A single icon replaced the others, a single circle in red-orange labeled ‘Begin trajectory’.
“You are going on a long journey, gentlemen,” said Brown, “the length of which cannot be defined. We have now come full circle as a people. Congratulations to all of us. You will experience very brief delays in communications, but they should not worry you. Sparrow is in full control. Enjoy the journey, and your star craft will bring you safely home as programmed, in exactly one hour. Begin trajectory, Doctor Price.”
And Eric gestured again.
“Just give me a second to grab onto my ass,” said Dillon, as Eric moved his hand.
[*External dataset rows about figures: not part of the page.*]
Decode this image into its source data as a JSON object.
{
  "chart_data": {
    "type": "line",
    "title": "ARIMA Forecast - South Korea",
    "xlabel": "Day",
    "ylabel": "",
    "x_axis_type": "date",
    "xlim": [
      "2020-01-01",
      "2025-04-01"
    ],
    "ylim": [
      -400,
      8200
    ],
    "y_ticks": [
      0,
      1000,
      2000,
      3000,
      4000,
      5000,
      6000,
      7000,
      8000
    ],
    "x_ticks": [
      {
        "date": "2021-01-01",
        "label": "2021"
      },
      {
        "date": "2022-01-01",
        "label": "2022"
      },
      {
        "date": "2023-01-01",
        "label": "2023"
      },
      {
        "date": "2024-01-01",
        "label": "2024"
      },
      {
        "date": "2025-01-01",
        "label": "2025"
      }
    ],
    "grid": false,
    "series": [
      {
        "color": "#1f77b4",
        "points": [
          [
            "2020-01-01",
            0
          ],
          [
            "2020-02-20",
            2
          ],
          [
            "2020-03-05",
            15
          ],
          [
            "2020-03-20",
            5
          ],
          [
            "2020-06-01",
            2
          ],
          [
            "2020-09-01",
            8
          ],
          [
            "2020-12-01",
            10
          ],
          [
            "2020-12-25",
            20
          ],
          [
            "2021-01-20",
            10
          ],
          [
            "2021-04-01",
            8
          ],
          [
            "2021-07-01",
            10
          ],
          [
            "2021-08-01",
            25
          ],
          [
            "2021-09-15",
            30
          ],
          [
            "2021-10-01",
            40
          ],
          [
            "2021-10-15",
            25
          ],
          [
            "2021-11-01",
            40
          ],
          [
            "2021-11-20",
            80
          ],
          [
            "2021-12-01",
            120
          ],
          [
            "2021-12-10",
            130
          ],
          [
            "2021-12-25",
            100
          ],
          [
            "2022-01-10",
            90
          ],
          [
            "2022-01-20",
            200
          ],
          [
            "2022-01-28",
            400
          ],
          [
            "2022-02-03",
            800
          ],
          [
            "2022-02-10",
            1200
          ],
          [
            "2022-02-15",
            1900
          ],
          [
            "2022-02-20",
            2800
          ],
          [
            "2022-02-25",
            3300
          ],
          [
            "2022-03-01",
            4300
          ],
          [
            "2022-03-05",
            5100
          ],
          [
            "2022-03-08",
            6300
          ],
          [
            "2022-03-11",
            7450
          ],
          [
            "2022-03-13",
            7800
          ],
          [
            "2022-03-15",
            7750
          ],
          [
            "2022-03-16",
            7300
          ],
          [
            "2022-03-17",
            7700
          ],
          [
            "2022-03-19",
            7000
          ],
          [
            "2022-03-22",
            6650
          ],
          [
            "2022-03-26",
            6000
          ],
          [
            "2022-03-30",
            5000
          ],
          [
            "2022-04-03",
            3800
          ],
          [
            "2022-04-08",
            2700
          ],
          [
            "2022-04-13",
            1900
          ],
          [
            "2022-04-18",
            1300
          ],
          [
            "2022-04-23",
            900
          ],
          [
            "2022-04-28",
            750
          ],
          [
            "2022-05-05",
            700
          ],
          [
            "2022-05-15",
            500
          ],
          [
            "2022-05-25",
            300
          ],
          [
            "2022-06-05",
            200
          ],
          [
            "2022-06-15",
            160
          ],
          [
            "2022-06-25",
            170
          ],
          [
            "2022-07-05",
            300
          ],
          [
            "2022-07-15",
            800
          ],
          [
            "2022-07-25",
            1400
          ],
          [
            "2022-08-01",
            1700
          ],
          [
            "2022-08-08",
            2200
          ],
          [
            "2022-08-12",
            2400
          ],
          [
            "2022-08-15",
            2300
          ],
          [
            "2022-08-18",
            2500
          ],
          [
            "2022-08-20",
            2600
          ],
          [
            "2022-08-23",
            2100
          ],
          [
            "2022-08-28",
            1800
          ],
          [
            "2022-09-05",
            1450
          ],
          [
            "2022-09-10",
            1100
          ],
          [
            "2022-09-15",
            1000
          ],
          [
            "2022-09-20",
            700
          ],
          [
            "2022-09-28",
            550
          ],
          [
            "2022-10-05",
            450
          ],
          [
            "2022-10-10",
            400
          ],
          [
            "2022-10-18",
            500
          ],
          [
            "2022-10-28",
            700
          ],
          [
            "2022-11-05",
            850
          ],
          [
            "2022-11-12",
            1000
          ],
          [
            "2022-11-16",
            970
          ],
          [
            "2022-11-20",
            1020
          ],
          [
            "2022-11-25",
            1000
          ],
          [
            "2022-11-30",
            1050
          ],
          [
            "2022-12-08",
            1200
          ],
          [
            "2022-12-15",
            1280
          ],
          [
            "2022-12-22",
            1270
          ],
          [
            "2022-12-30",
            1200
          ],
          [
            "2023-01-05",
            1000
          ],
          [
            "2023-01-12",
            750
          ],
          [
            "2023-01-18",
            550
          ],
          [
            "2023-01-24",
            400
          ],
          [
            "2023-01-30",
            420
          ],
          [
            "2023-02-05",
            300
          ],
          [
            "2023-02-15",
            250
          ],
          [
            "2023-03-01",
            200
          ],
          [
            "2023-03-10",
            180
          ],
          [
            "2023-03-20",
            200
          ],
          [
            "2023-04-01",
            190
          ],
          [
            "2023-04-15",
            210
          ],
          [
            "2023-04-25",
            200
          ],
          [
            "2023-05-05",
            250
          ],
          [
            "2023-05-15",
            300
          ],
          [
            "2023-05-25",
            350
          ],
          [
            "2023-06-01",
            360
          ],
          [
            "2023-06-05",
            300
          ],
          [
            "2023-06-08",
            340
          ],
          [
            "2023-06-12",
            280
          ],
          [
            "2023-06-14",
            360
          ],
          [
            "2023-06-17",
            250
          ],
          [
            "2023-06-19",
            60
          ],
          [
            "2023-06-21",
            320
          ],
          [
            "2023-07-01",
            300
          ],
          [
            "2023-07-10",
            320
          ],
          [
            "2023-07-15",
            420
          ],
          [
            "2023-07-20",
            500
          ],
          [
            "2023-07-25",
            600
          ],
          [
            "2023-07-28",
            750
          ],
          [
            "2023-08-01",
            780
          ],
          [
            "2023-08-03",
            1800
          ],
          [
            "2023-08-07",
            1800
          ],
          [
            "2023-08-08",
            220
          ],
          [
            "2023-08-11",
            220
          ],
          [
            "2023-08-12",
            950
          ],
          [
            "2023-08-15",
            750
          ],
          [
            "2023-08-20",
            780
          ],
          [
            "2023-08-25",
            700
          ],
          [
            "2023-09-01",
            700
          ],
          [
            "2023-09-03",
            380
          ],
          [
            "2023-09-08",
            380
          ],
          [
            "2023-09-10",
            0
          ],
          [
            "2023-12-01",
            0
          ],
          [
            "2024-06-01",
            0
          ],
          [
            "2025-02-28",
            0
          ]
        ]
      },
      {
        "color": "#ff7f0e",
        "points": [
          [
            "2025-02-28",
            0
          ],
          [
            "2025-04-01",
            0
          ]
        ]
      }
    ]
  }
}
The icon disappeared and the overlapping holoscreens dimmed. In those first seconds of their journey there were only the pinpoints of stars and a faint, distant glow showing the boundary of earth’s atmosphere. There was the sensation of floating they had felt before, not weightlessness, for it had been there when they were under thrust. Now the feeling intensified, as if Earth’s gravity were being sucked away beneath them. A high-pitched humming that quickly went beyond their audible range broke the silence, and the fuselage of Sparrow creaked around them, as if under sudden stress. Outside, the stars disappeared, and for the time of two anxious heartbeats there was total darkness. A bright light flashed past their view, then another, and from behind the cockpit a sound like scratching on metal.
“Oh, shit,” said Dillon, and Eric swallowed hard. His hands gripped his knees and he felt like a live mouse was running around inside his stomach. He took a deep breath, and forced it out hard.
“I think now we’re really under power,” he said
Outside Sparrow lights flashed past in a blur of blue, yellow and red, and then there was a continuous smear of something deep violet as there was an audible thud behind them and a strong shock passed beneath their seats. The space outside Sparrow went from a curtain of purple to one of red in exactly seven seconds by Eric’s habitual counting, and stars reappeared, a flood of them stretching in a band across their view. Most of the stars were blue-distant, hot and giant. There was a metallic groan deep within Sparrow’s hull, and suddenly the stars were a deep red and barely visible.
Brown’s voice was a shock to them. “Final stage, gentlemen. You’re nearly there.”
“Yeah, and where’s there?” asked Dillon, but Brown was gone again.
Eric had counted fifteen seconds when the stars outside turned blue and white again, but they were dimmer than before. A yellow glow began at the right-hand border of the holoscreen, and intensified. A bright disk slid into view, lemon yellow, three black spots arranged near its center, edges tinged red. It was about the size of a quarter held at arm’s length.